Yardımlaşmada öncelik ne olmalıdır? Elbette yakınlar olmalıdır. Yakınlarımız; arkadaşlar, karındaşlar, kardeşler, akrabalar, komşular, soydaşlar, dindaşlar, renkdaşlar, dildaşlar, ülküdaşlar, ülkedaşlar...
Yakınlarımızda huzur yoksa bizde de olması mümkün değil. Fertlerin, ailelerin yakınları olduğu gibi, Toplumların, milletlerin, köylerin, illerin, ülkelerin, dinlerin, dillerin, renklerin de yakınları olmaktadır.
Mavi gezegende hepimiz birbirimize yakınız, aynı coğrafyada aynı atmosferi solumakta ve aynı mavilikleri izlemekteyiz.
Bir de birlikte döndüğümüz nebatat, hayvanat ve cemadat var tabii...
Venüs ile Mars onları da unutmamalıyız.
Belki de yine tahmin etmişsinizdir yanıtımın muhtevasını
Saygılarımla...
Bir Eflatun Ölüm
Yorumlarımı yaparken, buranın bir edebiyat sitesi olduğunu ve önemli olanın “ne söylendiği” değil, “nasıl söylendiği” olduğunu aklımdan çıkarmamaya ve yazarın duygu ve düşüncelerine müdahale etmeden sadece üslubunu eleştirmeye hassasiyet gösteririm. Farklı düşünmemizden daha doğal ne olabilir ki! Bizi, “insan” yapan da bu zaten. Aslında şunu derdim yani; “tertemiz bir Türkçe ile yazılmış, anlamlı bir yazı...” Sizin şanssızlığınız, çok öfkeli olduğum bir konuya değinmiş olmanız:)

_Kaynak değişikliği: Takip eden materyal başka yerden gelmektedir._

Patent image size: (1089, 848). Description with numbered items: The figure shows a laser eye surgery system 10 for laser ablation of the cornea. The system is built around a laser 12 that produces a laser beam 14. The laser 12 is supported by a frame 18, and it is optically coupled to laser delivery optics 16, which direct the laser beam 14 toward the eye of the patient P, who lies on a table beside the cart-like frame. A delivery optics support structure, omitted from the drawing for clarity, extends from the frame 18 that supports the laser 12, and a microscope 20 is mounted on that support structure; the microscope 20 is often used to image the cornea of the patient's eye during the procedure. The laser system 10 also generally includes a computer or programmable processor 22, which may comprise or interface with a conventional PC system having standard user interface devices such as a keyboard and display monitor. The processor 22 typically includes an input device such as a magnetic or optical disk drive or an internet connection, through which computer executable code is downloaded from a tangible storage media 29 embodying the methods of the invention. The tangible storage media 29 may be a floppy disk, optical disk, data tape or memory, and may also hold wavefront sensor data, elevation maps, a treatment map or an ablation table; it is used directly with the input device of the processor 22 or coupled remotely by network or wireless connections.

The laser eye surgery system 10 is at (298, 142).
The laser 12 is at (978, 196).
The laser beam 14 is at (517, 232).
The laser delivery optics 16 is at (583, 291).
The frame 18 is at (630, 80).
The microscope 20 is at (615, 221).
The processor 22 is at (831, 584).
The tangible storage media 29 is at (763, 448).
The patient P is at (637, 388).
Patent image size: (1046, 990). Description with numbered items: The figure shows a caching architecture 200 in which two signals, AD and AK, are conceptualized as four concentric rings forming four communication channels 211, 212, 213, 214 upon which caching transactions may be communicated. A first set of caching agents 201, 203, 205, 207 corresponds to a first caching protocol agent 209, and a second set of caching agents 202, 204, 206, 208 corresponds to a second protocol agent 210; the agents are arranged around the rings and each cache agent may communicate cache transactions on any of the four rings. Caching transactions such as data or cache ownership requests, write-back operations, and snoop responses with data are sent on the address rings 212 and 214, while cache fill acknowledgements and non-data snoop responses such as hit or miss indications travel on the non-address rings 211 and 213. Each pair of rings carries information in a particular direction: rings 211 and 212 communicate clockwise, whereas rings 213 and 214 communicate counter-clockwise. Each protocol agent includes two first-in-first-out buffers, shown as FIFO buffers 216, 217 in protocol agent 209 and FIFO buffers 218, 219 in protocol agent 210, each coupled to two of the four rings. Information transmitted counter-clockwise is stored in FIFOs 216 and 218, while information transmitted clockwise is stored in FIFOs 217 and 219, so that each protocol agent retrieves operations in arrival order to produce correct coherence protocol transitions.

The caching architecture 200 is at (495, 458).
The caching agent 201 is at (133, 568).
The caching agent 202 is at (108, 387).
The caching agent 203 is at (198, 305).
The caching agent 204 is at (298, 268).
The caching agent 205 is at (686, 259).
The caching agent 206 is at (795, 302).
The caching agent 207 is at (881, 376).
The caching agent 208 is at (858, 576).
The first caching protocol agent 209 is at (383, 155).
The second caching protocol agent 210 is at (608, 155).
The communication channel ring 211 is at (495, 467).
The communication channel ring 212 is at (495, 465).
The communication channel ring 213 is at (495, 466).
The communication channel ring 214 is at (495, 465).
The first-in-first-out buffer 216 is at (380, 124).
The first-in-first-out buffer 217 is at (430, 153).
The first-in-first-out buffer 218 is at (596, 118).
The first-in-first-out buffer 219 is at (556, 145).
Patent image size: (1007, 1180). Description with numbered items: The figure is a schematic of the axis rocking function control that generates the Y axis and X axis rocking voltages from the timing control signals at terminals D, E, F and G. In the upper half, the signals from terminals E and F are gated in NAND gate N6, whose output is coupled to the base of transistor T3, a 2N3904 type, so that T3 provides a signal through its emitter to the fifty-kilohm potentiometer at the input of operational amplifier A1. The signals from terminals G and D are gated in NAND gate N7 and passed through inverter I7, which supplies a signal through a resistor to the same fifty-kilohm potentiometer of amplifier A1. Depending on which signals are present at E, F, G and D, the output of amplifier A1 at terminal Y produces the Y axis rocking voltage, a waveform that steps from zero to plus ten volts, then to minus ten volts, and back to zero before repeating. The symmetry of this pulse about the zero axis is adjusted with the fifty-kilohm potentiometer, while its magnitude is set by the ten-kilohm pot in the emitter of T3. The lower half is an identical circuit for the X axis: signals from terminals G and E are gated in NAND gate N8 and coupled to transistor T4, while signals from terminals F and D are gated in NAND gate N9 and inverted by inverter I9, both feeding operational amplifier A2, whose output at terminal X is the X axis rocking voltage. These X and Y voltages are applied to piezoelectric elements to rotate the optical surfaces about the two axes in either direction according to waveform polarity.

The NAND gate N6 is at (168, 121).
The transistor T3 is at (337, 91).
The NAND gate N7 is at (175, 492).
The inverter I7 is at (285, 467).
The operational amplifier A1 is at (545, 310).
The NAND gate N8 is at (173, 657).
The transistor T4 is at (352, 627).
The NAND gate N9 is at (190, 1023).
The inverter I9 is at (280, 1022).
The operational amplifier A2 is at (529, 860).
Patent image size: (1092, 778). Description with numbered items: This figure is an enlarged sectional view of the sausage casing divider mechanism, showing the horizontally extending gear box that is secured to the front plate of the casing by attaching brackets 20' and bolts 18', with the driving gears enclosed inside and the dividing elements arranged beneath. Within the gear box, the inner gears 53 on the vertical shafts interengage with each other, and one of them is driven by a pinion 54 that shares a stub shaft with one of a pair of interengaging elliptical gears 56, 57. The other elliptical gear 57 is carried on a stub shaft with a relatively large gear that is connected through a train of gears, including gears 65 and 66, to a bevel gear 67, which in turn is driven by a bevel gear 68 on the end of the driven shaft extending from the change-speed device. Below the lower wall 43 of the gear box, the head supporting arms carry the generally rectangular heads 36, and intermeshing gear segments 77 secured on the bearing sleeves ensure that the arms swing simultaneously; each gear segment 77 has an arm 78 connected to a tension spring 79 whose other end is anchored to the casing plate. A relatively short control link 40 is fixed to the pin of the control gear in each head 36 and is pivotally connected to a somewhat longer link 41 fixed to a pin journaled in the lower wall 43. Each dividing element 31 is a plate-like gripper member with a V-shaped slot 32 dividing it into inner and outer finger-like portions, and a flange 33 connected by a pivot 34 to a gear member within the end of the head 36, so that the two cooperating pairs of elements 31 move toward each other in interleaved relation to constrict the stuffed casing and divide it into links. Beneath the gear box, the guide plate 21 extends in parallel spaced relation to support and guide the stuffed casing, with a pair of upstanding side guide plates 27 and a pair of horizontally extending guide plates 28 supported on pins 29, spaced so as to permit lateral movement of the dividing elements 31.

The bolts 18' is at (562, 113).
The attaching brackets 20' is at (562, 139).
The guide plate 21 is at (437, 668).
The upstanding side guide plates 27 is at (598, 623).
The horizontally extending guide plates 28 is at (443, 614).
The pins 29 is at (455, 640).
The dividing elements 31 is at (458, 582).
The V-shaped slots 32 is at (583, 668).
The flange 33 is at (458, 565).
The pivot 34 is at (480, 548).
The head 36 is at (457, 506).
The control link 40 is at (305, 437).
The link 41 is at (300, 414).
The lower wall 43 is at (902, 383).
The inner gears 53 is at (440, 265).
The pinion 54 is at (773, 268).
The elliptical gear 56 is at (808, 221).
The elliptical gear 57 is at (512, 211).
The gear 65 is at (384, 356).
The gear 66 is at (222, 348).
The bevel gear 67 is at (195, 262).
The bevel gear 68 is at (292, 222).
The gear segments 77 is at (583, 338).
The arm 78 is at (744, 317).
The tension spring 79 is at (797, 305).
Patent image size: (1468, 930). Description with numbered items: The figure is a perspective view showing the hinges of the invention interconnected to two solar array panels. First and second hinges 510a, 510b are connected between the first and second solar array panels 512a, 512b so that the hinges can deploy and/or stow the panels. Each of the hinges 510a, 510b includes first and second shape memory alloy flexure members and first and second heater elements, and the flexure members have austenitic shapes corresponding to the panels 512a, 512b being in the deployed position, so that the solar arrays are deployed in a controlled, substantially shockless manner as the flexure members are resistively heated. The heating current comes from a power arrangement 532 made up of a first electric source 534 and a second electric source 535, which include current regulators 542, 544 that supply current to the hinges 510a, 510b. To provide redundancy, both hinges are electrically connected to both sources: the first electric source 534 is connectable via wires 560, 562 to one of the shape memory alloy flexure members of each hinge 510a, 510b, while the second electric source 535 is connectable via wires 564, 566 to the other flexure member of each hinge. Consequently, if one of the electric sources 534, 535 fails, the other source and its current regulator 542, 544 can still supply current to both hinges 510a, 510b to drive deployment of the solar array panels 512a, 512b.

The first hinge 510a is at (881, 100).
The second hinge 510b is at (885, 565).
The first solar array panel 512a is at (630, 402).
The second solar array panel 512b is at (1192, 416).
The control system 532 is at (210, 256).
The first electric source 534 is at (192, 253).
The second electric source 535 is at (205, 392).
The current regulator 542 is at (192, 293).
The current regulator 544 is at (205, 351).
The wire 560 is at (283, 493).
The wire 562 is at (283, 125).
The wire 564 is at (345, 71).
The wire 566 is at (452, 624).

Yorumumu, yazınıza ya da şahsınıza özel bir tepki olarak değil, hassasiyet gösterdiğim bir konuda fikir beyanım olarak algılamanızı tercih ederdim. Amacım asla kalp kırmak olmadı.
Kızacaksınız ama, evet yine tahmin etmiştim cevabınızın muhtevasını:) Venüs ve Mars hariç:)
Recep ERTUGAY
Beslendiğimiz pınarlar farklı değil. Baktığımız ufuklarda aynı.
Berisi tahmin ettiğiniz gibi...
Hürmet ve muhabbetle...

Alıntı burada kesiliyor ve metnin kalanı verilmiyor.